Marginalization could be a risk factor every bit as crucial as a contaminated syringe
In the 1960s, René Dubos wrote extensively about the special vulnerability to the microbes among people who lived lives of poverty. History demonstrated repeatedly that, with rare exceptions, the microbes exploited the weak points of economically bereft lives: chronic malnutrition, prostitution, alcoholism, dense housing, poor hygiene, and egregious working conditions. Carballo and his colleagues recognized that there was more to microbial vulnerability than the social-class arguments put forward by Dubos. When information was the key to self-protection, there were gradations of Homo sapiens vulnerability that could be rooted in economic class, but could also stem from social alienation. People who were treated as outcasts from the dominant culture in which they lived could be denied vital life-protecting information or public health tools.

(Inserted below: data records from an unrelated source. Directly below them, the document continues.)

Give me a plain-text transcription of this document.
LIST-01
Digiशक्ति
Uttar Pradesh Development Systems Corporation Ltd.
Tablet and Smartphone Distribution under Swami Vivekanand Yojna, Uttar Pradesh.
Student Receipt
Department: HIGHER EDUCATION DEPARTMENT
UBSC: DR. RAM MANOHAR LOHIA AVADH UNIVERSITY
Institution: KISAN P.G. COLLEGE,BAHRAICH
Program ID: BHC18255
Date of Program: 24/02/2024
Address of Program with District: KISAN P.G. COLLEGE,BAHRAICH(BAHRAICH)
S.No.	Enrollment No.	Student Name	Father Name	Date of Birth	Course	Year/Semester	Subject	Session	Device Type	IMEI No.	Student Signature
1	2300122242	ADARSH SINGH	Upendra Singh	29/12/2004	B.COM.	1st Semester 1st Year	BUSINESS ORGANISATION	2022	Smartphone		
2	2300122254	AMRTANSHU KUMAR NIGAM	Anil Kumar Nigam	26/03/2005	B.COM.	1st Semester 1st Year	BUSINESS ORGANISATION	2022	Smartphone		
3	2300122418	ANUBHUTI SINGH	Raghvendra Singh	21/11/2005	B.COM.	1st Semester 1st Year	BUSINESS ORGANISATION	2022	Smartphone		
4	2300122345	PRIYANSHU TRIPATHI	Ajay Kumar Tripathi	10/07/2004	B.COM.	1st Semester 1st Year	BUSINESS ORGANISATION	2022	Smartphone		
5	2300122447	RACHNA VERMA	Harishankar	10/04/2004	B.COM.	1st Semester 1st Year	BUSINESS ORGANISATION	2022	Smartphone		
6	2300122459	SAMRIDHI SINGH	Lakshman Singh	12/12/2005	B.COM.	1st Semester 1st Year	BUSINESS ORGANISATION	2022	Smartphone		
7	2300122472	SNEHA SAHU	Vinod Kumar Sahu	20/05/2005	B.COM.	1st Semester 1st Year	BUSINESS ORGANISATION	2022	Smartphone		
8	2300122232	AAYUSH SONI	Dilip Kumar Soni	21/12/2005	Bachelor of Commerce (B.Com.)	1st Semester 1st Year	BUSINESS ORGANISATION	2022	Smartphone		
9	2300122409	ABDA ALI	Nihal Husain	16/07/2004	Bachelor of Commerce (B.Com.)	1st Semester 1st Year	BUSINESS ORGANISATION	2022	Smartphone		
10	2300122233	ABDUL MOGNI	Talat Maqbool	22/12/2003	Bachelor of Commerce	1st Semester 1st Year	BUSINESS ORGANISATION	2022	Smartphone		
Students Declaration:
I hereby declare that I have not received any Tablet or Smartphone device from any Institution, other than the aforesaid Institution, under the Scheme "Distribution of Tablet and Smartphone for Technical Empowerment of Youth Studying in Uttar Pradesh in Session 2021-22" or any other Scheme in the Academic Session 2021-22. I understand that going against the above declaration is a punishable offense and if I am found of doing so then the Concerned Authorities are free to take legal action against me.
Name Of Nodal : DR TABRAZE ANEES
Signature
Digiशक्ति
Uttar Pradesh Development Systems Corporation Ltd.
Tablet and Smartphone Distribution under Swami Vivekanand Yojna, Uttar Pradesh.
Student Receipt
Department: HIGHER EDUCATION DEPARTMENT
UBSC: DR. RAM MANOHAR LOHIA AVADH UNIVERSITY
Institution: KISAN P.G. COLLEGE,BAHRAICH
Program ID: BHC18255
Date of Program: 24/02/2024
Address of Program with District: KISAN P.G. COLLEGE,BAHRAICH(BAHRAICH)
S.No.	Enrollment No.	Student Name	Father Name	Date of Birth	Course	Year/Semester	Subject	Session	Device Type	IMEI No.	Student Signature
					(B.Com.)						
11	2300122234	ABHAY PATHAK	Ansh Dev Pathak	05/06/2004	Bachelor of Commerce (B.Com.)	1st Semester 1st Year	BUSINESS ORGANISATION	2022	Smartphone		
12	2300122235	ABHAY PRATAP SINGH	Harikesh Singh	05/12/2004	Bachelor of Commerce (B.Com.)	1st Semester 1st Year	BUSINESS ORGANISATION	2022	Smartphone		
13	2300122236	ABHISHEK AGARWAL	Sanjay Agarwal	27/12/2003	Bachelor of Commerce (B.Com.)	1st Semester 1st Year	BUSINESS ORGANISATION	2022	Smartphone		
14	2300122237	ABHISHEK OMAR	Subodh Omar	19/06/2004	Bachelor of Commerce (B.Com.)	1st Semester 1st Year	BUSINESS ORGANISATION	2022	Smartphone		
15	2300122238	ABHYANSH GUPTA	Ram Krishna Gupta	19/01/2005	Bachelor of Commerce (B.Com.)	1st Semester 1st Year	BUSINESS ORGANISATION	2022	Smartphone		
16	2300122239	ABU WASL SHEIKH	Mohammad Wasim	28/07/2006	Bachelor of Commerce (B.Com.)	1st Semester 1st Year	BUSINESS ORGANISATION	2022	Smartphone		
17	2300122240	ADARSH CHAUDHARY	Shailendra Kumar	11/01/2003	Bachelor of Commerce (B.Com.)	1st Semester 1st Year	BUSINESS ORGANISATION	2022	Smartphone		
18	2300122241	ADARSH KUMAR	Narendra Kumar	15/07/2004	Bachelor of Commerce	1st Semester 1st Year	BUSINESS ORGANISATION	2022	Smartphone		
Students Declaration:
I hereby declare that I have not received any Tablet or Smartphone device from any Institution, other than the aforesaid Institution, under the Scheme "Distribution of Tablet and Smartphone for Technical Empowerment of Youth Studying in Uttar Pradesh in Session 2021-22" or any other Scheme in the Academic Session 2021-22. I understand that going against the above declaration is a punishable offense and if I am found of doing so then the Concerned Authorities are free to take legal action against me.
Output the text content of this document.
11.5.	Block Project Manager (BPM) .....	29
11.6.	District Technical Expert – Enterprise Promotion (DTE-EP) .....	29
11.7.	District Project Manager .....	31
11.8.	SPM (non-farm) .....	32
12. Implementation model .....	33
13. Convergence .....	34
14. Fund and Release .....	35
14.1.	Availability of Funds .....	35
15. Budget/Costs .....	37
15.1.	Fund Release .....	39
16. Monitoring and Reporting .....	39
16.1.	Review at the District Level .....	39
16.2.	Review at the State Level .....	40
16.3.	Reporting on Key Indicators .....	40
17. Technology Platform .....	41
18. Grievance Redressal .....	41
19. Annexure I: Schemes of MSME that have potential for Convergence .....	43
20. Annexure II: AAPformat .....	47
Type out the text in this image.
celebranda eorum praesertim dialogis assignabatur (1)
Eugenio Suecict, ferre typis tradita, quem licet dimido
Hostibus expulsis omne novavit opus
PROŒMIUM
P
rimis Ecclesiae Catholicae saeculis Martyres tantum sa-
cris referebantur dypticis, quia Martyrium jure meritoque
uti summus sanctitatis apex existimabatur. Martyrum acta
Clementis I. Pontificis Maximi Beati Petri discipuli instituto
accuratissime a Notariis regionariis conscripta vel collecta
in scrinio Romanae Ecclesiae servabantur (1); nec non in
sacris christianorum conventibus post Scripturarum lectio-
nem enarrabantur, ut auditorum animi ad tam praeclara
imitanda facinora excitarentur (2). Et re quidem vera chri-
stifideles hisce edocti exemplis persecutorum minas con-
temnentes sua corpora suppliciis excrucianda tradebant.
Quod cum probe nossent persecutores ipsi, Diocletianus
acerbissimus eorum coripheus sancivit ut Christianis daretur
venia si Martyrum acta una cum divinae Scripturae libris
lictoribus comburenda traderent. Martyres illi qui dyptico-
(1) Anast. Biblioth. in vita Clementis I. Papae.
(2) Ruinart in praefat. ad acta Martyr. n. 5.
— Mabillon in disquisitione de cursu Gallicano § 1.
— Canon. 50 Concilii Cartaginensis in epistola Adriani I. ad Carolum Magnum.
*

If the larger society reviled a particular subgroup, its marginalization could be a risk factor every bit as crucial as a contaminated syringe. Carballo saw a confluence of social factors at play in the emergence of HIV in societies: marginalization, social alienation, poverty, and discrimination. In his mind, they united to form a social bridge across which HIV traveled into one society after another.
The pandemic spread relentlessly
On January 28, 1988, the London Summit endorsed the GPA’s fifteen point declaration that called for openness and candor between governments and scientists, opposed AIDS-related discrimination, gave primacy to national education programs as a means to limit the spread of AIDS, and reaffirmed the GPA’s role in international leadership. But even as they smiled for the cameras and signed the declaration, the seeds of failure were being sown. Despite the efforts of the GPA, the pandemic spread relentlessly, always emerging first in communities that were on the outer periphery of societies’ margins.